The troubled EU rollout has lagged far behind inoculation programs in Britain and the United States. Around six percent of the E.U.’s 450 million people have received at least one dose of a vaccine, far behind America’s 18 percent and Britain is 30 percent.

Serbia, the best performing European nation after Britain, has dosed a quarter of its population, largely thanks to its omnivorous approach and readiness to use a variety of vaccines — those developed by Western companies as well Russia’s Sputnik and China’s Sinopharm. Serbia isn’t a member of the EU.

“Whether vaccines come from China, the US or EU — we don't care as long as they're safe and we get them as soon as possible,” Serbian Prime Minister Ana Brnabic told Western broadcasters recently. Last week, leaders from Israel, Austria and Denmark announced an alliance to develop and produce a future generation of coronavirus vaccines. Austrian Chancellor Sebastian Kurz said EU authorities are “too slow in approving vaccines.”

FILE - A nurse prepares a dose of the Sputnik COVID-19 vaccine for a patient at a clinic in Moscow, Russia, Dec. 30, 2020.
FILE - A nurse prepares a dose of the Sputnik COVID-19 vaccine for a patient at a clinic in Moscow, Russia, Dec. 30, 2020.

The deal struck by Sputnik in Italy still needs to be approved by Italian regulators before production can start and before the vaccine can be used to inoculate Italians. Italian newspaper Il Messaggero reported this week that the Italian health minister Roberto Speranza favors using the jab only once Sputnik gets approval from the EU’s medicines regulator.

Russian officials have accused EU regulators of foot-dragging on the approval process for Sputnik, saying they have had months to review the safety of the drug. And they point out Sputnik has been approved by regulators in 46 countries around the world, including Argentina and the UAE. Production agreements have been struck with Brazil, China, India, and South Korea. Austria recently indicated it might be interested in a production deal, too.

Soft power

Russia says it is ready to sell 50 million of the two-dose vaccine to Europe as soon as the EU go-ahead is given. The Russian developers say the jab is 91.6 percent effective against COVID-19, based on peer-reviewed findings published in February in the authoritative British medical journal The Lancet.
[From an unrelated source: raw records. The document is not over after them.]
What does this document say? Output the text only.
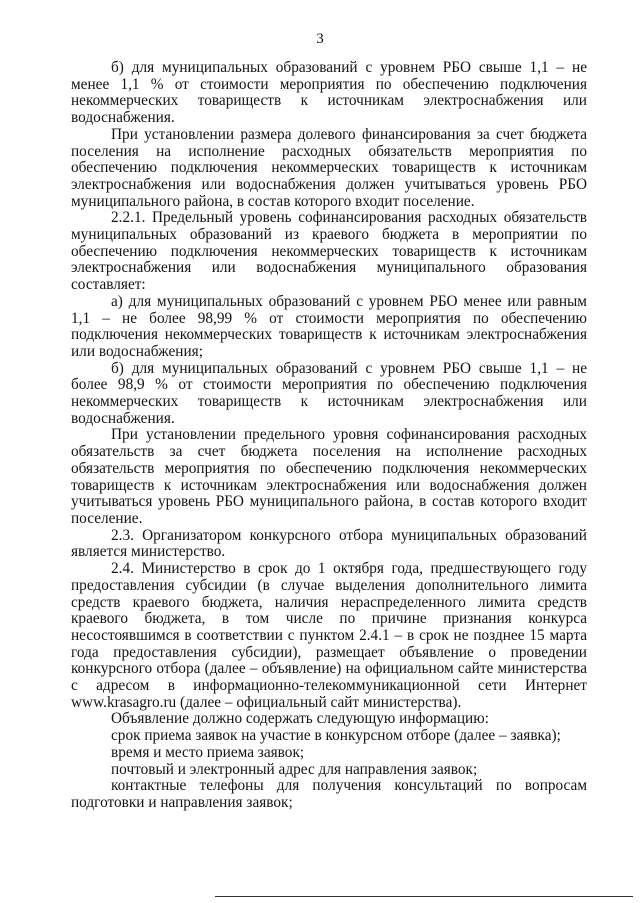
3

б) для муниципальных образований с уровнем РБО свыше 1,1 – не менее 1,1 % от стоимости мероприятия по обеспечению подключения некоммерческих товариществ к источникам электроснабжения или водоснабжения.

При установлении размера долевого финансирования за счет бюджета поселения на исполнение расходных обязательств мероприятия по обеспечению подключения некоммерческих товариществ к источникам электроснабжения или водоснабжения должен учитываться уровень РБО муниципального района, в состав которого входит поселение.

2.2.1. Предельный уровень софинансирования расходных обязательств муниципальных образований из краевого бюджета в мероприятии по обеспечению подключения некоммерческих товариществ к источникам электроснабжения или водоснабжения муниципального образования составляет:

а) для муниципальных образований с уровнем РБО менее или равным 1,1 – не более 98,99 % от стоимости мероприятия по обеспечению подключения некоммерческих товариществ к источникам электроснабжения или водоснабжения;

б) для муниципальных образований с уровнем РБО свыше 1,1 – не более 98,9 % от стоимости мероприятия по обеспечению подключения некоммерческих товариществ к источникам электроснабжения или водоснабжения.

При установлении предельного уровня софинансирования расходных обязательств за счет бюджета поселения на исполнение расходных обязательств мероприятия по обеспечению подключения некоммерческих товариществ к источникам электроснабжения или водоснабжения должен учитываться уровень РБО муниципального района, в состав которого входит поселение.

2.3. Организатором конкурсного отбора муниципальных образований является министерство.

2.4. Министерство в срок до 1 октября года, предшествующего году предоставления субсидии (в случае выделения дополнительного лимита средств краевого бюджета, наличия нераспределенного лимита средств краевого бюджета, в том числе по причине признания конкурса несостоявшимся в соответствии с пунктом 2.4.1 – в срок не позднее 15 марта года предоставления субсидии), размещает объявление о проведении конкурсного отбора (далее – объявление) на официальном сайте министерства с адресом в информационно-телекоммуникационной сети Интернет www.krasagro.ru (далее – официальный сайт министерства).

Объявление должно содержать следующую информацию:

срок приема заявок на участие в конкурсном отборе (далее – заявка);

время и место приема заявок;

почтовый и электронный адрес для направления заявок;

контактные телефоны для получения консультаций по вопросам подготовки и направления заявок;
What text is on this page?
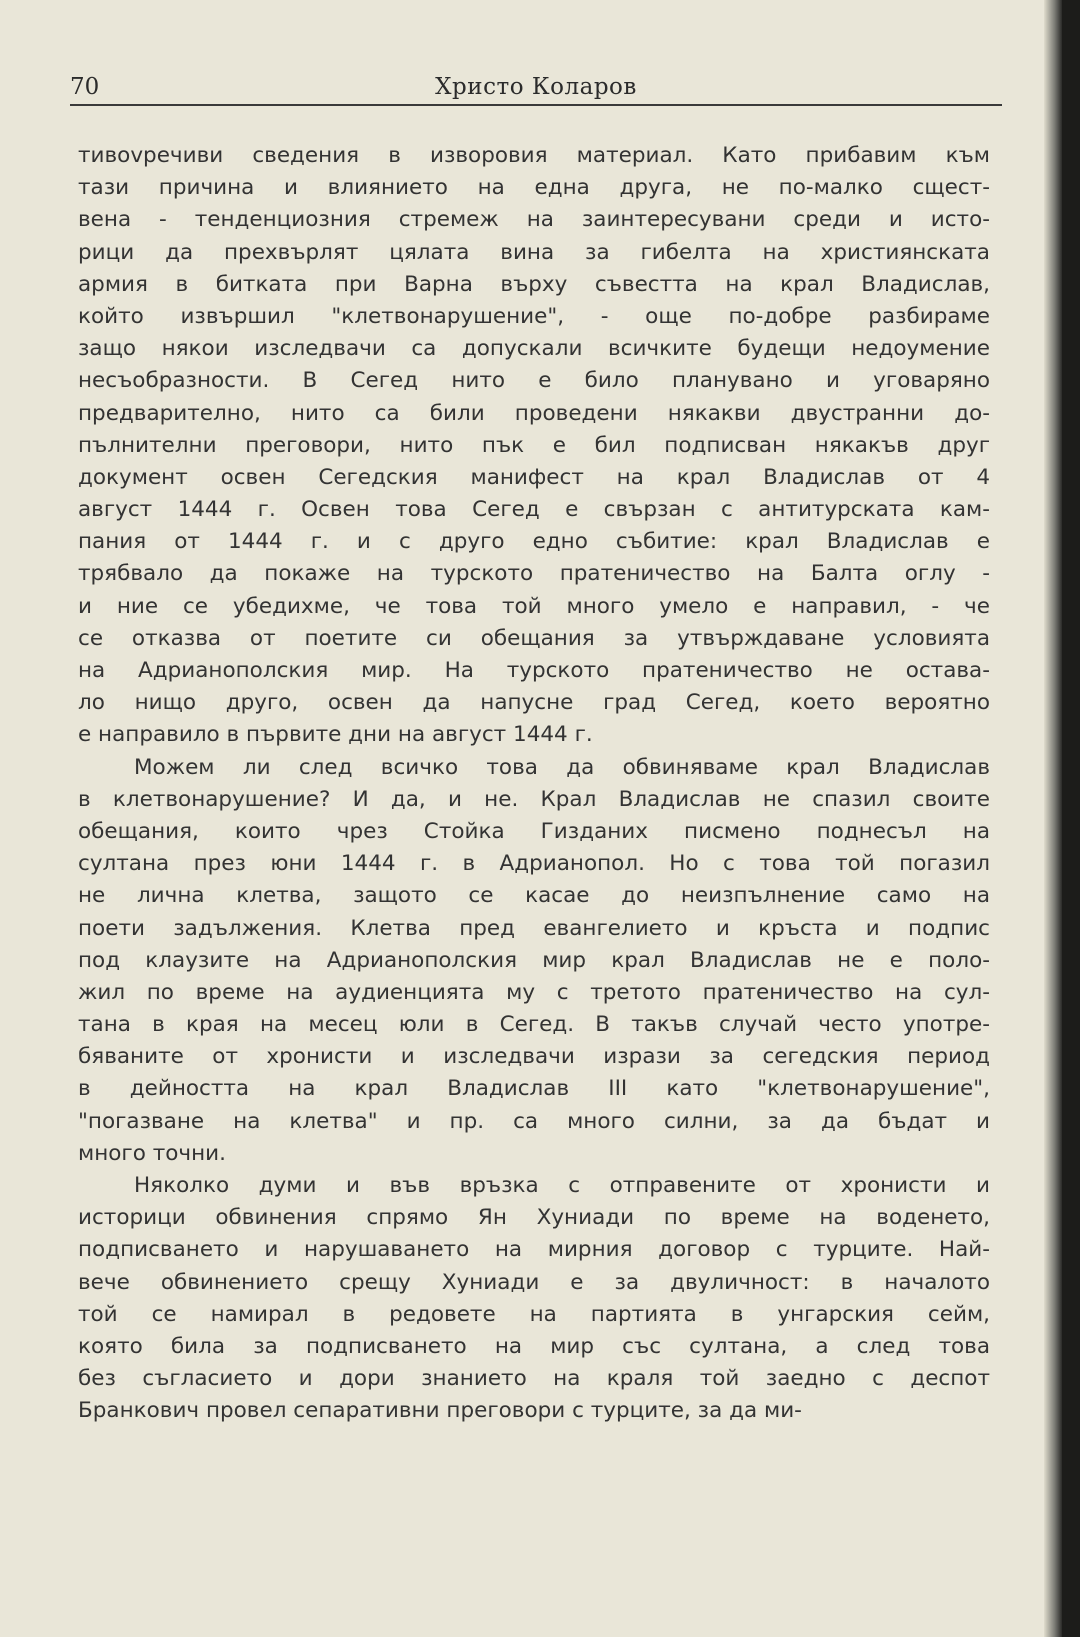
70	Христо Коларов
тивоvречиви сведения в изворовия материал. Като прибавим към
тази причина и влиянието на една друга, не по-малко сщест-
вена - тенденциозния стремеж на заинтересувани среди и исто-
рици да прехвърлят цялата вина за гибелта на християнската
армия в битката при Варна върху съвестта на крал Владислав,
който извършил "клетвонарушение", - още по-добре разбираме
защо някои изследвачи са допускали всичките будещи недоумение
несъобразности. В Сегед нито е било планувано и уговаряно
предварително, нито са били проведени някакви двустранни до-
пълнителни преговори, нито пък е бил подписван някакъв друг
документ освен Сегедския манифест на крал Владислав от 4
август 1444 г. Освен това Сегед е свързан с антитурската кам-
пания от 1444 г. и с друго едно събитие: крал Владислав е
трябвало да покаже на турското пратеничество на Балта оглу -
и ние се убедихме, че това той много умело е направил, - че
се отказва от поетите си обещания за утвърждаване условията
на Адрианополския мир. На турското пратеничество не остава-
ло нищо друго, освен да напусне град Сегед, което вероятно
е направило в първите дни на август 1444 г.
Можем ли след всичко това да обвиняваме крал Владислав
в клетвонарушение? И да, и не. Крал Владислав не спазил своите
обещания, които чрез Стойка Гизданих писмено поднесъл на
султана през юни 1444 г. в Адрианопол. Но с това той погазил
не лична клетва, защото се касае до неизпълнение само на
поети задължения. Клетва пред евангелието и кръста и подпис
под клаузите на Адрианополския мир крал Владислав не е поло-
жил по време на аудиенцията му с третото пратеничество на сул-
тана в края на месец юли в Сегед. В такъв случай често употре-
бяваните от хронисти и изследвачи изрази за сегедския период
в дейността на крал Владислав III като "клетвонарушение",
"погазване на клетва" и пр. са много силни, за да бъдат и
много точни.
Няколко думи и във връзка с отправените от хронисти и
историци обвинения спрямо Ян Хуниади по време на воденето,
подписването и нарушаването на мирния договор с турците. Най-
вече обвинението срещу Хуниади е за двуличност: в началото
той се намирал в редовете на партията в унгарския сейм,
която била за подписването на мир със султана, а след това
без съгласието и дори знанието на краля той заедно с деспот
Бранкович провел сепаративни преговори с турците, за да ми-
Science aside, some European officials and national leaders are wary of the EU accepting Sputnik, fearing that the Kremlin has a political angle in marketing it and will exploit the vaccine as a soft-power weapon to try to broaden its influence in Europe. Baltic and Polish politicians worry that the Kremlin is using the vaccine as part of a game in corona-diplomacy aimed at widening political rifts within the EU.

Ukrainian officials say Sputnik, which is banned in Ukraine, is a “hybrid weapon.” Ihor Zhovkva, Ukrainian President Volodymyr Zelensky's foreign policy adviser, said an interview Monday with the Baltic News Service: “This is also a part of propaganda, a part of hybrid war – to spread this unchecked vaccine and to say that Russia is always willing to extend its helpful arm in order to treat the world while their aim is the opposite.”

The skepticism is dismissed by others. Vincenzo Trani, head of the Italian-Russian chamber of commerce, said he’s glad Italy is likely to become the first European country to produce Sputnik. “We understand that without a vaccine there is no chance to live and develop further. Geopolitics should not be a priority — people’s health and business should be priorities,” he told reporters this week.